In Italia mi aspettavo che le cose succedessero “per forza”, quasi di diritto, perché pensavo di essere bravo, di fare qualcosa di interessante… All’estero, quando arrivi, sei invece una nullità. E nel momento in cui ti senti tale, inizi a metterti più in discussione. Inizi a metterti in gioco in modo molto più serio e radicale. Andare all’estero ti apre davvero la mente
Ti senti ancora di avere qualcosa da dimostrare e, soprattutto, che il tuo status di musicista ormai affermato possa essere a rischio, riportandoti nell’anonimato e nella fatica di arrivare a fine mese con la sola musica? Hai la paura che, tipo gioco dell’oca, se sbagli un passo puoi tornare all’improvviso alla casella di partenza? O invece sei più tranquillo e consapevole?
Beh, sereno non lo sarò mai. Ma non mi sono nemmeno immaginato una cosa tipo “Aiuto, ora faccio il disco, fa schifo a tutti, mi odieranno tutti, mi abbandoneranno tutti”. Questo no. Anche perché, in cuor mio, spero di fare in ogni caso un lavoro discreto, non una schifezza. Ma un po’ di paura ed incertezza c’è, soprattutto in questo marasma della “nuova classica”, dove è davvero facile perdere la propria identità. Ora è tutto molto più difficile: perché se vuoi essere riconoscibile e lasciare davvero il segno, adesso devi faticare il doppio. Io una “voce” ce l’ho, c’ho messo anni a costruirla, ma di sicuro devo farla evolvere, crescere. Poi c’è comunque la questione delle sonorizzazioni: film, teatro…
…che è qualcosa che ti tocca, visto che la tua musica è davvero cinematica di natura.
Beh, a me il cinema piace molto, penso proprio di poter dire di essere un cinefilo. Lavorare alle colonne sonore poi mi dona un sacco di ispirazione. E’ questione di mettersi al servizio di un’idea che esiste già, non sei tu che devi fartela venire, e questo volendo è un piccolo aiuto; ma al di là di questo, per poter trovare la linea sonora giusta spesso devi studiare e scoprire cose nuove, nuovi strumenti, nuove soluzioni, e questo è un bellissimo processo di crescita.
(la colonna sonora di “The Twelve”; continua sotto)
Ci sono musicisti che invidi, artisticamente, per il talento che hanno, per la musica che creano?
“Invidia” è una parola forte, ha forse un’accezione un po’ troppo negativa.
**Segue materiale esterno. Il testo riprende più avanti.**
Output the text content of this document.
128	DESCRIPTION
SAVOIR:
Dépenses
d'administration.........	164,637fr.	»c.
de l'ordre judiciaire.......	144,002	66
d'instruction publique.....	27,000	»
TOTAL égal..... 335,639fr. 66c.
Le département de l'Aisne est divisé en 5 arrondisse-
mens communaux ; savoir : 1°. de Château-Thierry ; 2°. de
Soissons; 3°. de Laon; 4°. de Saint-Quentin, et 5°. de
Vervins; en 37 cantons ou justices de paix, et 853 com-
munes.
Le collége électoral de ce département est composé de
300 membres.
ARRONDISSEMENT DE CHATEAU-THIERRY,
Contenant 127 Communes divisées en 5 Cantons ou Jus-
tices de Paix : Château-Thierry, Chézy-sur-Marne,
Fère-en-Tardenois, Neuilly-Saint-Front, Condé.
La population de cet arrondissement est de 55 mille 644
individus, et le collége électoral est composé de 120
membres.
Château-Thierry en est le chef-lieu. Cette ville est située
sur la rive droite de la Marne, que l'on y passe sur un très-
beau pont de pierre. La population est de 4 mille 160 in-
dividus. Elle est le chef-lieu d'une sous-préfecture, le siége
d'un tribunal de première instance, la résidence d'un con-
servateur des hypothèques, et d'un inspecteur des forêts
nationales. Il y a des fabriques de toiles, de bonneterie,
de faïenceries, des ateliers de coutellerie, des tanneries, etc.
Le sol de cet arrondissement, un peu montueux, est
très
Però che ci sia chi è ad un vero e proprio “livello superiore” quello sì, assolutamente. Penso in primis a Nick Cave.
Ehi, non è l’artista che si assocerebbe alla tua figura e ai tuoi gusti!
Lui ha fatto della musica quasi una missione. Qualcosa che va al di là della musica in quanto musica. Trovo che questo sia assolutamente straordinario.